Seperti yang sudah saya sebutkan sebelumnya, Breakfast at Tiffany merupakan adaptasi dari novel laris karya Truman Capote yang terbit pada tahun 1958. Filmnya rilis pada tahun 1961 dan terbukti lebih populer lagi daripada novelnya. Versi layar lebar Breakfast at Tiffany’s bahkan disebut sebagai salah satu film ikonis.

Ikonisnya film tersebut tentu tak lepas dari sosok Holly Golightly yang diperankan oleh Audrey Hepburn, terutama dari segi fashion. Hampir setiap fashion item yang dipakai Hepburn menjadi tren yang tak lekang oleh waktu sampai sekarang. Mulai dari little black dress, model rambut high chignon, sampai Manhattan sunglasses-nya dianggap sebagai bagian dadi gaya klasik.

Selain fashion-nya yang menarik perhatian, keseluruhan film Breakfast at Tiffany’s sendiri memang memorable. Seingat saya, film ini pertama kali saya tonton di Netflix sekitar tahun 2015 atau 2016. Saat itu, Netflix menayangkan film-film klasik seperti Breakfast at Tiffany’s dan Gone with the Wind untuk waktu yang singkat.

Perbedaan Novel dan Film Breakfast at Tiffany’s

Breakfast at Tiffany’s © Serambi
sampul novel Breakfast at Tiffany’s © Serambi

Apa yang membedakan Breakfast at Tiffany’s versi novel dan film selain warna rambut Holly Golightly yang berubah dari pirang jadi brunette?

Pertama, jelas genre novel dan filmnya beda. Novelnya adalah urban drama dan coming of age tipis-tipis yang membahas isu mental illness secara sambil lalu. Filmnya jelas romcom dengan sentuhan satir.

“Aku” yang jadi narator cerita di bukunya dikasih nama Paul Varjak. Ia digambarkan dengan sosok dan kisah hidup yang berbeda pula.

“Aku” di novel sekadar aspiring writer kurang gaul yang biasa-biasa saja. Sementara di film, Paul adalah aspiring writer ganteng yang nyambi jadi simpanan tante-tante tajir. Untungnya, sebagian besar karakter lain tetap sama. Terutama Holly yang memang menjadi fokus utama cerita ini.

Pada akhir cerita novelnya, Holly tetap menolak settled dan hidup bebas di Argentina bersama seorang senor yang sudah beristri. Sementara itu, filmnya berakhir dengan adegan ciuman manis di tengah hujan.
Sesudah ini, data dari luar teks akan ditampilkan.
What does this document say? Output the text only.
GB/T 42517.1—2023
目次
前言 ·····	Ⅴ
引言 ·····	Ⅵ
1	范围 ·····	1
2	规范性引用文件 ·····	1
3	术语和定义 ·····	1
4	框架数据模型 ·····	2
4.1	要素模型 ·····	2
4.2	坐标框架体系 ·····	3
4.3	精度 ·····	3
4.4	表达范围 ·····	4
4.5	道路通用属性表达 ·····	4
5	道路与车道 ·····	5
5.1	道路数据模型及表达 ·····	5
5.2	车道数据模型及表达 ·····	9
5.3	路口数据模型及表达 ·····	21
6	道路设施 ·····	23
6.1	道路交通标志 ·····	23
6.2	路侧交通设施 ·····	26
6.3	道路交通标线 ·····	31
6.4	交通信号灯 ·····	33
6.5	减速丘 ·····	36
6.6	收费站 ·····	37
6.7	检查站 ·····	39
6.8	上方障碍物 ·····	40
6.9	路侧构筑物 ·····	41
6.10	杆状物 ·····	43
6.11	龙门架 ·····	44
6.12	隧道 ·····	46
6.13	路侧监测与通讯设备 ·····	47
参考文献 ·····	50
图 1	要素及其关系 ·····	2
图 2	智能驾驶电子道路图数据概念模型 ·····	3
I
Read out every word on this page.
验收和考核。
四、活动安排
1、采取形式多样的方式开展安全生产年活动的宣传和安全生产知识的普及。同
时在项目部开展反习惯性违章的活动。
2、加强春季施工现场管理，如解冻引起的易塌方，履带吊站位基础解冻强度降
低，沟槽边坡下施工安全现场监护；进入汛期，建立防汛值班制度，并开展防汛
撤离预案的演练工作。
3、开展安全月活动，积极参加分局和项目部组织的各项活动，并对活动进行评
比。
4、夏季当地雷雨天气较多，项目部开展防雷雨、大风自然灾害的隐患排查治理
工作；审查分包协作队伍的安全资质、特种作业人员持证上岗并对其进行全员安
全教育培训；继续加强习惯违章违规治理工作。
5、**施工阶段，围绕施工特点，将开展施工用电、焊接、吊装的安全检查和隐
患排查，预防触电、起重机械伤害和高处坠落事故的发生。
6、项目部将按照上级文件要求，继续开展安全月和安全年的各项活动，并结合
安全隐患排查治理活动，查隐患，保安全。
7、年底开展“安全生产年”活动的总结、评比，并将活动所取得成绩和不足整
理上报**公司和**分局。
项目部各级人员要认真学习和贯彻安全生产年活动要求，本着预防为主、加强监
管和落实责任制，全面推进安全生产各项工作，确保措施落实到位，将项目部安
George Peppard (kiri) dan Audrey Hepburn (kanan) sebagai Paul Varjak dan Holly Golightly di film Breakfast at Tiffany’s © dok. Paramount Pictures/Breakfast at Tiffany's
George Peppard (kiri) dan Audrey Hepburn (kanan) sebagai Paul Varjak dan Holly Golightly di film Breakfast at Tiffany’s © dok. Paramount Pictures/Breakfast at Tiffany’s

Saya rasa ending seperti ini cukup bertentangan dengan karakter Holly yang terlalu cinta dengan ketidakpastian.

Kalau di kehidupan nyata, saya yakin Holly dan Paul bakal berpisah dalam waktu singkat. Soalnya, Holly adalah karakter yang masih punya banyak issues. Dia belum selesai dengan dirinya sendiri.

Pesona Audrey Hepburn dan Interpretasi Karakter Holly Golightly yang Akurat

Audrey Hepburn sebagai Holly Golightly di film Breakfast at Tiffany’s © dok. Paramount Pictures/Breakfast at Tiffany's
Audrey Hepburn sebagai Holly Golightly di film Breakfast at Tiffany’s © dok. Paramount Pictures/Breakfast at Tiffany’s

Konon, Truman Capote menulis karakter Holly sambil membayangkan Marilyn Monroe. Karena itulah, dia menginginkan aktris glamor tersebut untuk memerankan Holly versi layar lebar. Walaupun begitu, saya nggak ngerti bagaimana karakter itu bisa diperankan Monroe.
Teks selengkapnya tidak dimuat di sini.